Monday, November 28, 2011

November 28th

I have a confession to make: I am listening to Kenny G right. now. Oh yes.

My only excuse is that I first listened to this music when I was young and impressionable, and didn't know any better and the music dug a groove into my brain that remained ever after. Since then I must, from time to time and furtively, satisfy my craving for cheese-filled emo sax.

It's raining and outside my windows everything is slowly being filled by a soft pearly light as the sun rises unseen. The headlights of neighbors pulling out for their morning commute slide across the road in a long slick of yellow light.
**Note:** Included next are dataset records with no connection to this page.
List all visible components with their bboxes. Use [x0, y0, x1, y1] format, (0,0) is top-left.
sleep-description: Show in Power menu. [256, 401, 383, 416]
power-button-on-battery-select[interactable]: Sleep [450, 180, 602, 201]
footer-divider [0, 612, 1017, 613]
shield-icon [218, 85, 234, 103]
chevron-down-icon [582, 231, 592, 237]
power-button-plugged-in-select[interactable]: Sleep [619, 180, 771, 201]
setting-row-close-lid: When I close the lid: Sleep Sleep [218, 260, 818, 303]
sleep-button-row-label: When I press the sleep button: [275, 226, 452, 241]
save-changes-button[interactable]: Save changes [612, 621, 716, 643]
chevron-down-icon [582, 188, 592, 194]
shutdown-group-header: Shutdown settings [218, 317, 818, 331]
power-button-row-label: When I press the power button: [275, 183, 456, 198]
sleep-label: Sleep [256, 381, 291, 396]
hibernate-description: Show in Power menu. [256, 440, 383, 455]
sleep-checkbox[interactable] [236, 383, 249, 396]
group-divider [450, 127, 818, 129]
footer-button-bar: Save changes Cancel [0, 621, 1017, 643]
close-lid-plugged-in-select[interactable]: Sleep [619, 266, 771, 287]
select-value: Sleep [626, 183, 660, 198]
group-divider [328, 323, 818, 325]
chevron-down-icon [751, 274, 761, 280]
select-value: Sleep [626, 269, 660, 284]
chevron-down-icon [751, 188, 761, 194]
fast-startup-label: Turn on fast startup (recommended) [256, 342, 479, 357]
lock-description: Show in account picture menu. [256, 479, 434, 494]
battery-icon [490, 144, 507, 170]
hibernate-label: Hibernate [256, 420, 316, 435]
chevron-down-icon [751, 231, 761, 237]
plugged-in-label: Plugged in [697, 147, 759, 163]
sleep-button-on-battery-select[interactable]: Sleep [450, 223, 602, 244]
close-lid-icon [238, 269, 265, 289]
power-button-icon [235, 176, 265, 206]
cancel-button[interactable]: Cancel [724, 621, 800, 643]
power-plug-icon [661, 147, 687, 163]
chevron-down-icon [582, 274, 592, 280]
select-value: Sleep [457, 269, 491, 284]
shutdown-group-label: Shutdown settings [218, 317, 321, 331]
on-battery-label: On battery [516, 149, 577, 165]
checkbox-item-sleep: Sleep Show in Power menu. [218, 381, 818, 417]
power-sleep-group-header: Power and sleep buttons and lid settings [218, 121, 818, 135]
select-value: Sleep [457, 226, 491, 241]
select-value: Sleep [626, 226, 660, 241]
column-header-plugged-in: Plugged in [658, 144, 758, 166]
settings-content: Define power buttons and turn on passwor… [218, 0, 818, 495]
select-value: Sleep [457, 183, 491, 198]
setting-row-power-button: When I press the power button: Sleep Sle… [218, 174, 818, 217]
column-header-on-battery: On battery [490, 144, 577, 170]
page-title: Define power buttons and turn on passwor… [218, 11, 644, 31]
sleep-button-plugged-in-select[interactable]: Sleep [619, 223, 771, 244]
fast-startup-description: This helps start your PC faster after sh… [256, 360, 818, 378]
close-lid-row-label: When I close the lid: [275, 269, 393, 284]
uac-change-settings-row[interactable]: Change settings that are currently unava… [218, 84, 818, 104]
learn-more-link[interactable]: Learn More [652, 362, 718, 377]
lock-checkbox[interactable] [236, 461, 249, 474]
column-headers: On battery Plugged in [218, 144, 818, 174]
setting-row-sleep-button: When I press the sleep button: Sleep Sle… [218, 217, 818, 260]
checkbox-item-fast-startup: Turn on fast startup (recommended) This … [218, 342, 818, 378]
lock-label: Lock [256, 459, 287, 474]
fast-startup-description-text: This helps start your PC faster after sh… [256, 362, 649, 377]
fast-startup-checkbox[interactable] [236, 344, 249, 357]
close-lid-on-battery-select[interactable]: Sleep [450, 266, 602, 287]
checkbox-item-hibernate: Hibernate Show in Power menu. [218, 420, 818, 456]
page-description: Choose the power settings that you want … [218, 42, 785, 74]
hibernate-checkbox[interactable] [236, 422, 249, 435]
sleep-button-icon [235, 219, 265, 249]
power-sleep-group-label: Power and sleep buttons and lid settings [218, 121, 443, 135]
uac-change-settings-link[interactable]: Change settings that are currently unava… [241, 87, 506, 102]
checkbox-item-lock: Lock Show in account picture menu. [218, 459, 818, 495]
Oh beautiful solitude! Oh lovely quiet house, how I love thee!

I saw a quote on facebook, it said: "A solitude is the audience-chamber of God." Walter Savage Landor said that, and I agree.

Sometime before our trip to Indiana, I was praying about it and before I had finished my worried sentence, He said, "I've gone up ahead of you."

I was all flustered. That's the not the first time He's interrupted me while I was still talking to Him. The first time I got down right annoyed at Christ for doing that. Now I pause, marvel and regroup.

He was with me, up there. For some reason, I was worried that He wouldn't be- almost as though I expected the presence of God to be a purely localized phenomenon.

In my mother-in-law's house there were pictures of Jesus all over the place. I was familiar with those pictures from childhood- the picture of Jesus standing and knocking on the door, the picture of Jesus with serenely folded hands, praying in the garden of Gethsemane. There was one picture of just His hands, outstretched, as though He were saying, take My hand.

The pictures actually bothered me, but only because they were merely pictures. Behind them was nothing but the paper they were printed on, and behind that the sheetrock of the wall and empty space. Jesus is not in those pictures, though they seemed to contain Him.

Many times during the trip I was drawn to the doors or windows, all but putting my nose to the glass, and longed and longed to go out, out into the solitude- to shake off the noise and bustle around me and step into the silence that is full of Him, the invisible God, the firstborn of all creation.

I could not- it would be too rude. I had to turn away and be once more in the midst. He was there too, near me in the warmth and voices and TV sounds, but I couldn't concentrate on Him the way I can in the silence.

(What do you want to bet, that if I had been born in the middle ages, I would have ended up happily secluded in a nunnery, eating gruel, copying Bibles and decorating the edges with gold gilt, all content with my vow of silence, the passing seasons and the sound of the wind whistling in the corners?)

At night, I threw myself into Him with desperation. The first night, I was filled with extraordinary relief- You were with me! You were with me the whole time! I declared to Him, with joy. But oh, tomorrow... what will I do tomorrow, when I am exhausted and have even less resource to make it through?

And I felt myself cradled in His arms, as though I were very small, so I knew He would be carrying me the next day.

The next day, a conversation occured between Keith and his mom that was very healing for both of them, and the room was full of the presence of God. It was so full of light that the sharp edges of the objects disappeared into the haze of it.

As it happened, I marveled. Then the light and the warmth faded away and we were just people in a small apartment, talking.

Yesterday, as I was busying myself with cleaning and decorating the house for Christmas, I felt this incredible longing for Him. It was as though I were carrying the longing around inside of me. I kept thinking, I'll get this one thing more done, and then I'll stop and deal with this longing.

But then I couldn't stand it anymore, so I stopped everything in sheer desperation and I read again Psalm 63, that begins:

"O God, You are my God, earnestly will I seek You; my inner self thirsts for You, my flesh longs and is faint for You, in a dry and weary land where no water is."

When I feel such a longing for God, I am very thankful for the Psalms, which contain such phrases as:

"As the hart pants and longs for the water brooks, so I pant and long for You, O God.
My inner self thirsts for God, for the living God. When shall I come and behold the face of God?

"Deep calls to deep at the thunder of Your waterspouts; all Your breakers and Your rolling waves have gone over me."
Psalm 42:1-2, 7

"My soul yearns, yes, even pines and is homesick for the courts of the Lord; my heart and my flesh cry out and sing for joy to the living God."
Psalm 84:2

"Whom have I in heaven but You? And I have no delight or desire on earth besides You.

My flesh and my heart may fail, but God is the Rock and firm Strength of my heart and my Portion forever."
Psalm 73:25-26

"I love the Lord, because He has heard my voice and my supplications. Because He has inclined His ear to me, therefore I will call upon Him as long as I live."